Now the guests emerged from below and began to flow into the hall, where they waited, expectantly. At the top of the balcony stairs, on Sean’s arm, my grandmother finally appeared. For all her coldness, I could not help but admire the stately old woman my cousin led to her seat at the top table. She was clad in a gown of the deepest green velvet, her head still covered in the habitual linen headdress. At her neck was a heavy gold chain and cross, garnished with emeralds and pearls. She walked upright, without a stoop, and looked neither left nor right, betraying not the slightest trace of emotion or grief. She had all the bearing, not of a merchant’s wife but of a queen from the ancient tales, and the people assembled around the hall acknowledged her as such.

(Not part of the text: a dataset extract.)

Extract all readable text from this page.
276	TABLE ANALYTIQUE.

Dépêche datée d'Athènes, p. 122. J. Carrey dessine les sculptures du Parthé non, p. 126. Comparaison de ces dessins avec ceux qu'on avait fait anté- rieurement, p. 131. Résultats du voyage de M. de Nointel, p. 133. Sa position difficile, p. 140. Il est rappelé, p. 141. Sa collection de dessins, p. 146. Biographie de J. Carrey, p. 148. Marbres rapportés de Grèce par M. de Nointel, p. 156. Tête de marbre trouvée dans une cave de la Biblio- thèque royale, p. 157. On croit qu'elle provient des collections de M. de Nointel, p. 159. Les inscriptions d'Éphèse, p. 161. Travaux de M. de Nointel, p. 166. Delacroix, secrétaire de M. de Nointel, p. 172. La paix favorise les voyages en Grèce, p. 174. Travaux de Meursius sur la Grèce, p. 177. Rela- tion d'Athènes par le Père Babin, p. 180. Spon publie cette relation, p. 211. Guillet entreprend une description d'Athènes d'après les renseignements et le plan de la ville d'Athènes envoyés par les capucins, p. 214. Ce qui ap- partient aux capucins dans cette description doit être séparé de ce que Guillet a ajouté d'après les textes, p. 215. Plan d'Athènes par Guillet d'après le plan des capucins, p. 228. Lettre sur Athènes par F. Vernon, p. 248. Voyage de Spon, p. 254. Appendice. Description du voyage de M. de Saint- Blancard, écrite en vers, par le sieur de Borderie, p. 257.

Andrew had appeared quietly beside me. ‘The old woman plays her part well, does she not?’
I murmured my agreement. Behind them came Deirdre on the arm of Murchadh O’Neill, Roisin’s father. In contrast to Maeve’s sparkling magnificence, Deirdre was dressed entirely in black, save for the simple white lace at her neck. In her hair and at her throat were beads of jet that shimmered in the light as her dark silk skirts moved through the hall. She also looked straight ahead of her as she went to take her place at the top table. Murchadh O’Neill, on the other hand, inclined his head, bestowed smiles, or uttered words of greeting to all who caught his eye. I wondered for a moment if he thought to take my grandfather’s place in this household, but only for a moment: he must have been almost twenty years younger than Maeve, and Deirdre’s hand was already given elsewhere. Next came Roisin herself, on the arm of one of her brothers. ‘That’s Cormac,’ said Andrew, as the oldest-looking of the three took up his seat to Deirdre’s left at the principal table. He was tall, like his father and brothers, but serious and watchful, like darkness to Sean’s light, with none of my cousin’s ready smiles or easy grace. His younger brothers disposed themselves happily among the upper reaches of the lower tables.
Amongst the leading party, there was no sign of Deirdre’s husband. ‘Where is Edward Blackstone?’ I asked.
Andrew Boyd did not even bother to look at the top table, but instead scanned lower down the hall.
‘There,’ he said finally, indicating a place about midway down the table furthest from Deirdre herself.
My eyes followed the direction of his hand to the two young men dressed in sober black, their whole aspect proclaiming them Protestant.
‘Which one?’ I asked.
‘The older,’ replied Andrew, indicating a broad-built man with close-cropped brown hair and a wide, pockmarked face. ‘The younger is his brother, Henry.’
‘Why so far down the table?’
He looked at me, feigning incredulity, something approaching humour appearing for the first time in his eyes. ‘The woman in green is your grandmother.’
‘Surely, now that they are married, she would not slight Deirdre’s husband so publicly?’